Orleans, cidade do Sul do Estado, foi um presente de casamento de Dom Pedro II para a filha, princesa Isabel, que iria casar com o príncipe francês Gastão de Orleans, o Conde D’Eu. Numa visita às terras, o conde determinou: “Aqui nascerá uma cidade com o nome de Orleans”.
Colonizada posteriormente por imigrantes italianos, e tendo hoje pouco mais de 23 mil habitantes, a cidade que surgiu a partir do casamento de uma princesa teve um outro, no último sábado, que também pode ser contado como uma história de conto de fadas.
Os noivos Ivone Loli, de 73 anos, e Ronei José Francisco, de 76, moravam a quase 500 km de distância. Ela em Orleans; ele, em Curitiba (PR). Conheceram-se pouco antes da pandemia de covid - e não foi pela internet, tampouco por algum aplicativo de namoro.
Filha caçula de uma família de sete irmãos, Ivone era solteira e mora num sítio desde que nasceu, no bairro Corridas, em Orleans. Os irmãos foram casando e restou somente ela para cuidar dos pais e dos trabalhos no campo. Acabou não tendo tempo para cuidar dela mesma.
Ronei nasceu em Orleans, mas foi jovem para Tubarão, atrás de emprego. Em 1974, no fim de semana da grande enchente que destruiu a cidade, mudou-se para Curitiba, onde casou, teve cinco filhos, separou e, por fim, enviuvou. Quando se deu conta, estava solitário.

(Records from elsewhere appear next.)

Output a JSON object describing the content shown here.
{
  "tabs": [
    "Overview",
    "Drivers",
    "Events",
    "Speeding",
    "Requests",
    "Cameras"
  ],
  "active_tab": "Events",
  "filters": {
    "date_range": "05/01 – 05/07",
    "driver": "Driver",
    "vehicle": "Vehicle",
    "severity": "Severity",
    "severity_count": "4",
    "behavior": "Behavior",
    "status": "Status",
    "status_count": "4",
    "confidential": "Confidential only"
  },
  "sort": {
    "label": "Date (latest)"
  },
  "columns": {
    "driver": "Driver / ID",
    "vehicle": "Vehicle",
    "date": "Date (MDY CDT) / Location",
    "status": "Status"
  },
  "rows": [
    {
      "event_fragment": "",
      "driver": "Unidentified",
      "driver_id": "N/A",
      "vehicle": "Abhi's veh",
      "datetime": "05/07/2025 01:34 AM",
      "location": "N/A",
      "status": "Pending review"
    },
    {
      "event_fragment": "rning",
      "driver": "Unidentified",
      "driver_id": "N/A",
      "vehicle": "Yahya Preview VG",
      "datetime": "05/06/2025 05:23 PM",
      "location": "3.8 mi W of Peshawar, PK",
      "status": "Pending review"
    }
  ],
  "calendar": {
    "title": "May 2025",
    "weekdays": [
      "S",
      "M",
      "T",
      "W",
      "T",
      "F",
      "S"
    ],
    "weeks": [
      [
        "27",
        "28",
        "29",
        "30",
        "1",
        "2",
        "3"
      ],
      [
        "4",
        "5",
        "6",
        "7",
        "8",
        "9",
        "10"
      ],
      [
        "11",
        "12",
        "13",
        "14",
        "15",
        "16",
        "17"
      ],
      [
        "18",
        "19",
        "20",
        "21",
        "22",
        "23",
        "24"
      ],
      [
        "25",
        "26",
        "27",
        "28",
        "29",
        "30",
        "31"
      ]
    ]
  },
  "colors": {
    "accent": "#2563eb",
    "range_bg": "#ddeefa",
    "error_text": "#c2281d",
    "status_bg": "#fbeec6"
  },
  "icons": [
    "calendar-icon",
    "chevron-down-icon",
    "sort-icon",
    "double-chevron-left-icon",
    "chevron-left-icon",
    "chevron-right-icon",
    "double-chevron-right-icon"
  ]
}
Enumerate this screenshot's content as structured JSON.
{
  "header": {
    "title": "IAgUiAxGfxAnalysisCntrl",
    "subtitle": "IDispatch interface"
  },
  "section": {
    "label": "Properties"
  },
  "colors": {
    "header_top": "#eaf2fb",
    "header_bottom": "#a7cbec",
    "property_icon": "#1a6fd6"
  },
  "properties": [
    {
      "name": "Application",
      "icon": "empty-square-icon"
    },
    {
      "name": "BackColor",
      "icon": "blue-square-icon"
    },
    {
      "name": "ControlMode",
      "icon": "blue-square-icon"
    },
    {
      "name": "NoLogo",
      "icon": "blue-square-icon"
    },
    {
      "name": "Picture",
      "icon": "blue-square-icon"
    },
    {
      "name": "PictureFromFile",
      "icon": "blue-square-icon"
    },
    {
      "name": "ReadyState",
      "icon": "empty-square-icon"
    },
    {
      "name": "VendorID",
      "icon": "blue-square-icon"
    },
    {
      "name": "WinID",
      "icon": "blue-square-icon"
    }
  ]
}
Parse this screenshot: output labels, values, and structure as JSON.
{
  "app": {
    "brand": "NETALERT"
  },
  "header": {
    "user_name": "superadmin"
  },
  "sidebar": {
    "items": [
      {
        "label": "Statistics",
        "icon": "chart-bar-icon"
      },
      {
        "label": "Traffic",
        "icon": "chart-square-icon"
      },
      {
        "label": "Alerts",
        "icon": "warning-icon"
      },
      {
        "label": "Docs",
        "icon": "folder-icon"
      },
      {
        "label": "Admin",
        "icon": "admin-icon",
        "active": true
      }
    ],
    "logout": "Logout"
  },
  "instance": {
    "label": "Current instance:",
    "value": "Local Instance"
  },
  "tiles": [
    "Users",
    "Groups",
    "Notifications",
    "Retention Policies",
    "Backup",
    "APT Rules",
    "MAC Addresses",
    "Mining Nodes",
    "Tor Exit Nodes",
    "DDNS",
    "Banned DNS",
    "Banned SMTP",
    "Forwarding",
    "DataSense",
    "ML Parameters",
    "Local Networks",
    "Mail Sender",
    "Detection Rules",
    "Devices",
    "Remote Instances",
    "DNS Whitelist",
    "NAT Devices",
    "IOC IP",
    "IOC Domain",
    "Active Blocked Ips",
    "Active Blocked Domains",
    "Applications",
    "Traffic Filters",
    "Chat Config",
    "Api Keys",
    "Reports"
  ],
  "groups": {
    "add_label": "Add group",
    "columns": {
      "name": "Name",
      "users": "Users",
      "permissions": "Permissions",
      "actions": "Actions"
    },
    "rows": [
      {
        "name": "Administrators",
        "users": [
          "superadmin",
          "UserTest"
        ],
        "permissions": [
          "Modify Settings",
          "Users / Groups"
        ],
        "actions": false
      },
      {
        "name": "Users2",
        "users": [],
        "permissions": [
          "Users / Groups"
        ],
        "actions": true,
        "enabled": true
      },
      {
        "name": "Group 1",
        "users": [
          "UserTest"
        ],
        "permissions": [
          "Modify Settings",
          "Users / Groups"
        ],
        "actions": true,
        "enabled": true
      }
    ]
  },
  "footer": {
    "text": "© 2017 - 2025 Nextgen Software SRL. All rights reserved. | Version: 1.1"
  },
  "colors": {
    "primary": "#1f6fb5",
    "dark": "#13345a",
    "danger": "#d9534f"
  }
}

“Estava aposentado, sozinho em casa, os filhos já encaminhados. Não queria ficar parado, me sentia estagnado e, numa conversa, comentei com uma prima, que mora em Orleans, que estava pensando em conhecer alguma pessoa, para um compromisso sério mesmo”.
Ivone não perdia a missa da matriz aos domingos. Ao final de uma delas, a prima de Ronei lhe abordou e, sabendo que ela era solteira, falou dos planos do primo. Ivone concordou em dar o número de telefone. Foi o máximo de tecnologia envolvida na aproximação deles.
Do telefonema ao amor à primeira vista
A partir desta ligação, Ronei convidou Ivone para se conhecerem pessoalmente. Viajou até Orleans, almoçaram num restaurante e foi amor à primeira vista. “O que mais gostei nela foi o jeito meigo e sincero”, disse emocionado ao Sul Agora, pouco antes do casamento. Passado o primeiro encontro vieram outros, até que ele decidiu pedi-la em casamento. “Com a aprovação dos meus filhos”, contou em lágrimas. “Queria fazer tudo certinho, porque por causa da pandemia acabei vindo morar aqui com ela, ajudando na lida do sítio”.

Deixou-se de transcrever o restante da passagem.